I promised to review the last two books of John Berger‘s work issued before his death, and here you are about to read those reviews. I’ll deal with them chronologically:
Landscapes is the second of a two-volume collection spanning almost all of Berger’s work, compiled and edited by Tom Overton, who catalogued Berger’s papers for the British Library, where they now reside. Somewhat broader in scope than its much larger companion, Portraits (reviewed here) Landscapes deals with more than just art, including literature and politics. It is significantly shorter than Portraits, and offers plenty of rich material, but I would like to have seen a few additions, specifically:
Twelve Theses On The Economy Of The Dead (1994), an essay well described by its title, and rather indescribable otherwise. Berger included it in two books, the poetry collection Pages Of The Wound (1994), and the prose collection Hold Everything Dear (2007); I’ll leave it to you to decide which form it is. Fortunately, you can hear Berger read it here.
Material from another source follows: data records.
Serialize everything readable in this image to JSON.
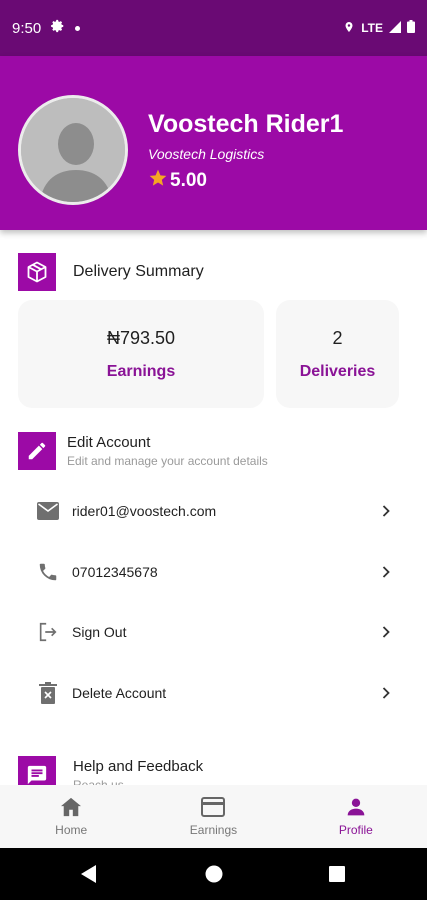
{
  "status_bar": {
    "time": "9:50",
    "network": "LTE"
  },
  "profile": {
    "name": "Voostech Rider1",
    "company": "Voostech Logistics",
    "rating": "5.00"
  },
  "delivery_summary": {
    "title": "Delivery Summary",
    "earnings_value": "₦793.50",
    "earnings_label": "Earnings",
    "deliveries_value": "2",
    "deliveries_label": "Deliveries"
  },
  "edit_account": {
    "title": "Edit Account",
    "subtitle": "Edit and manage your account details"
  },
  "account_rows": {
    "email": "rider01@voostech.com",
    "phone": "07012345678",
    "sign_out": "Sign Out",
    "delete_account": "Delete Account"
  },
  "help": {
    "title": "Help and Feedback",
    "subtitle": "Reach us"
  },
  "bottom_nav": {
    "home": "Home",
    "earnings": "Earnings",
    "profile": "Profile"
  },
  "colors": {
    "primary": "#9c0aa6",
    "status_bar": "#6a0a74",
    "accent_text": "#8a1396",
    "star": "#f5a623"
  },
  "icons": [
    "settings-icon",
    "location-icon",
    "signal-icon",
    "battery-icon",
    "box-icon",
    "pencil-icon",
    "email-icon",
    "phone-icon",
    "sign-out-icon",
    "delete-icon",
    "chevron-right-icon",
    "chat-icon",
    "home-icon",
    "card-icon",
    "person-icon",
    "back-icon",
    "home-circle-icon",
    "recents-icon"
  ]
}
Will It Be A Likeness? (1997), an essay/radio play included in his book, The Shape Of A Pocket (2001), and available to listen to here. As with some of his best work, Berger moves from art to personal anecdote to political commentary with ease and deeply observant thought. I will treasure it, if for nothing else, for giving me the phrase “a kind of Switzerland of perception.”
This sort of best-of collection is designed to show the author in the best light, while at the same time aspiring to some sort of comprehensive survey. So kudos to Overton for not shirking when Berger missteps – a rarity, to be sure, but he did blunder now and then. His 1958 essay, “The Biennale” (pp. 155-58), manages to show Berger almost completely wrong in his criticism, yet he does so with firm convictions, and you cannot in the end blame him. Berger’s tastes in art leaned toward the representational, and the emergence of someone like Jasper Johns, whose groundbreaking Flag paintings made their Venice debut that year, leave Berger at a loss. The artists he championed have not fared so well, whereas Johns is an iconic figure in 20th Century art. Well, not even Berger could be right all the time.
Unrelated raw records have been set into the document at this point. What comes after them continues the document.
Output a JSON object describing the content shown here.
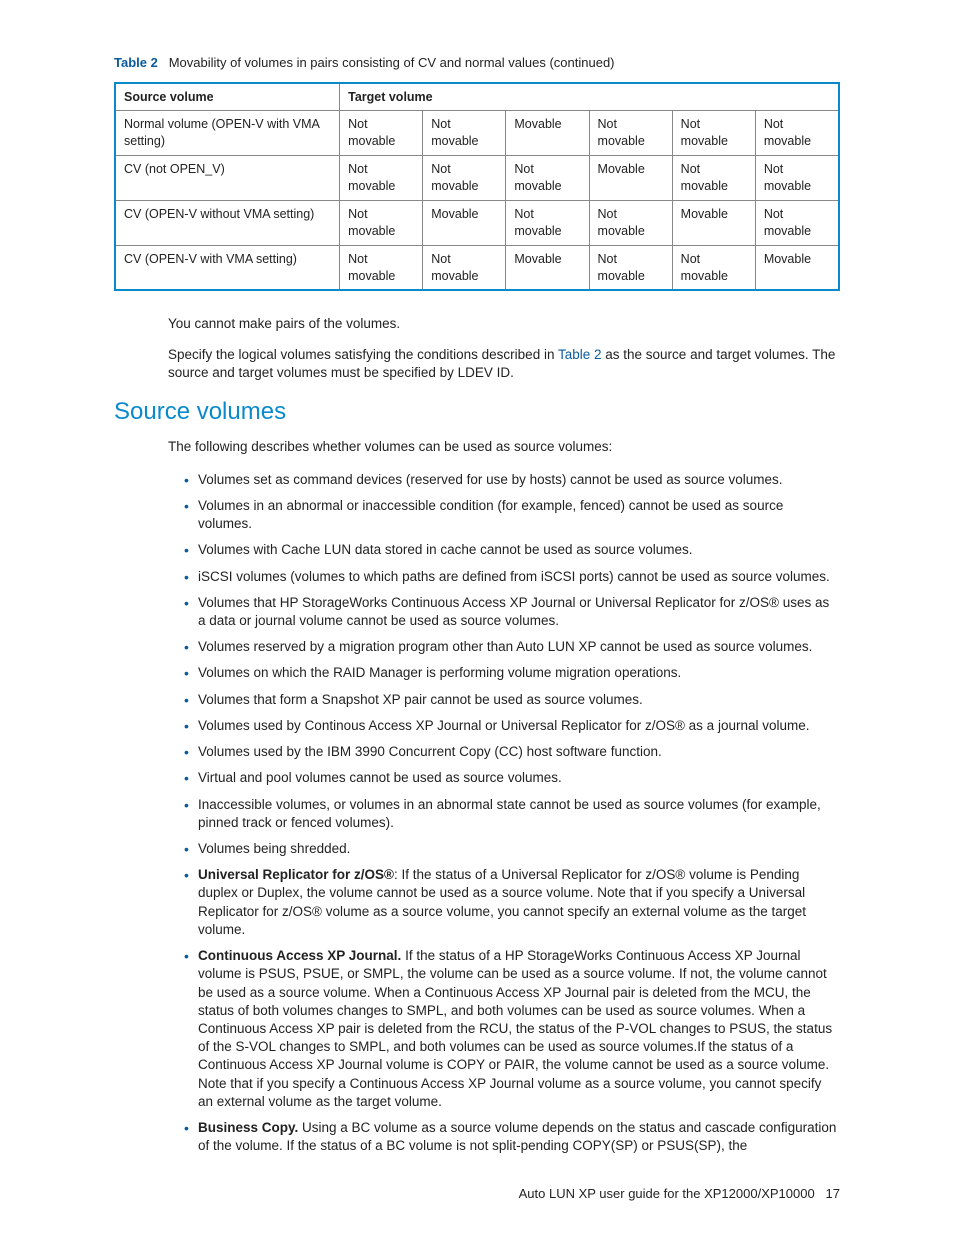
{
  "caption": {
    "label": "Table 2",
    "text": "Movability of volumes in pairs consisting of CV and normal values (continued)"
  },
  "table": {
    "headers": [
      "Source volume",
      "Target volume"
    ],
    "rows": [
      {
        "c0": "Normal volume (OPEN-V with VMA setting)",
        "c1": "Not movable",
        "c2": "Not movable",
        "c3": "Movable",
        "c4": "Not movable",
        "c5": "Not movable",
        "c6": "Not movable"
      },
      {
        "c0": "CV (not OPEN_V)",
        "c1": "Not movable",
        "c2": "Not movable",
        "c3": "Not movable",
        "c4": "Movable",
        "c5": "Not movable",
        "c6": "Not movable"
      },
      {
        "c0": "CV (OPEN-V without VMA setting)",
        "c1": "Not movable",
        "c2": "Movable",
        "c3": "Not movable",
        "c4": "Not movable",
        "c5": "Movable",
        "c6": "Not movable"
      },
      {
        "c0": "CV (OPEN-V with VMA setting)",
        "c1": "Not movable",
        "c2": "Not movable",
        "c3": "Movable",
        "c4": "Not movable",
        "c5": "Not movable",
        "c6": "Movable"
      }
    ]
  },
  "paras": {
    "p1": "You cannot make pairs of the volumes.",
    "p2a": "Specify the logical volumes satisfying the conditions described in ",
    "p2link": "Table 2",
    "p2b": " as the source and target volumes. The source and target volumes must be specified by LDEV ID."
  },
  "section_title": "Source volumes",
  "intro": "The following describes whether volumes can be used as source volumes:",
  "bullets": [
    {
      "text": "Volumes set as command devices (reserved for use by hosts) cannot be used as source volumes."
    },
    {
      "text": "Volumes in an abnormal or inaccessible condition (for example, fenced) cannot be used as source volumes."
    },
    {
      "text": "Volumes with Cache LUN data stored in cache cannot be used as source volumes."
    },
    {
      "text": "iSCSI volumes (volumes to which paths are defined from iSCSI ports) cannot be used as source volumes."
    },
    {
      "text": "Volumes that HP StorageWorks Continuous Access XP Journal or Universal Replicator for z/OS® uses as a data or journal volume cannot be used as source volumes."
    },
    {
      "text": "Volumes reserved by a migration program other than Auto LUN XP cannot be used as source volumes."
    },
    {
      "text": "Volumes on which the RAID Manager is performing volume migration operations."
    },
    {
      "text": "Volumes that form a Snapshot XP pair cannot be used as source volumes."
    },
    {
      "text": "Volumes used by Continous Access XP Journal or Universal Replicator for z/OS® as a journal volume."
    },
    {
      "text": "Volumes used by the IBM 3990 Concurrent Copy (CC) host software function."
    },
    {
      "text": "Virtual and pool volumes cannot be used as source volumes."
    },
    {
      "text": "Inaccessible volumes, or volumes in an abnormal state cannot be used as source volumes (for example, pinned track or fenced volumes)."
    },
    {
      "text": "Volumes being shredded."
    },
    {
      "bold": "Universal Replicator for z/OS®",
      "text": ": If the status of a Universal Replicator for z/OS® volume is Pending duplex or Duplex, the volume cannot be used as a source volume. Note that if you specify a Universal Replicator for z/OS® volume as a source volume, you cannot specify an external volume as the target volume."
    },
    {
      "bold": "Continuous Access XP Journal.",
      "text": " If the status of a HP StorageWorks Continuous Access XP Journal volume is PSUS, PSUE, or SMPL, the volume can be used as a source volume. If not, the volume cannot be used as a source volume. When a Continuous Access XP Journal pair is deleted from the MCU, the status of both volumes changes to SMPL, and both volumes can be used as source volumes. When a Continuous Access XP pair is deleted from the RCU, the status of the P-VOL changes to PSUS, the status of the S-VOL changes to SMPL, and both volumes can be used as source volumes.If the status of a Continuous Access XP Journal volume is COPY or PAIR, the volume cannot be used as a source volume. Note that if you specify a Continuous Access XP Journal volume as a source volume, you cannot specify an external volume as the target volume."
    },
    {
      "bold": "Business Copy.",
      "text": " Using a BC volume as a source volume depends on the status and cascade configuration of the volume. If the status of a BC volume is not split-pending COPY(SP) or PSUS(SP), the"
    }
  ],
  "footer": {
    "title": "Auto LUN XP user guide for the XP12000/XP10000",
    "page": "17"
  }
}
Confabulations was published just before Berger’s death in November 2016, and represents his last collection of all-new material. Inexplicably, some four months after his passing, this book has not been issued in the United States. I had to order the British edition, published by Penguin. I’m quite glad I did. Get with it, US publishers!
Confabulations shows no signs of senescence, nothing to mark this as a final book. Berger’s insight are as sharp as ever. (I find myself inevitably referring to Berger in the present tense; his writing seems to encourage this.) The highlight of the book is the long essay, Some Notes About Song (for Yasmine Hamdan), which begins as a freewheeling letter and proceeds from there along a path that is circuitous without meandering, touching on art, music, dance, language (spoken and gestural), and more. Its sprawling purview reminds me of what I see in Berger at his best: he does not isolate art, but always sees it in a myriad of contexts; he sees art as part of life, rather than an academic specialty to be examined in isolation. In this Some Notes About Song reminds me of his other long essays, particularly one of my favorites, A Story For Aesop (1986), from his 1991 book, Keeping A Rendezvous – also absent from Landscapes, which is making me doubt Tom Overton’s skill as an editor.
The final essay, How To Resist A State of Forgetfulness, is particularly appropriate to these days, when the Trump administration is working hard to pervert the definitions of normal and true. Berger, though he lived for decades in France, was a keen observer of US politics. As with art, as with everything, he knew that looking closely was the way to understanding. Alternative facts do not stand up to scrutiny, and resistance needs precision of language to bring out the deep and deeper truths. The art world will miss John Berger a great deal; the entire world should miss his careful eye.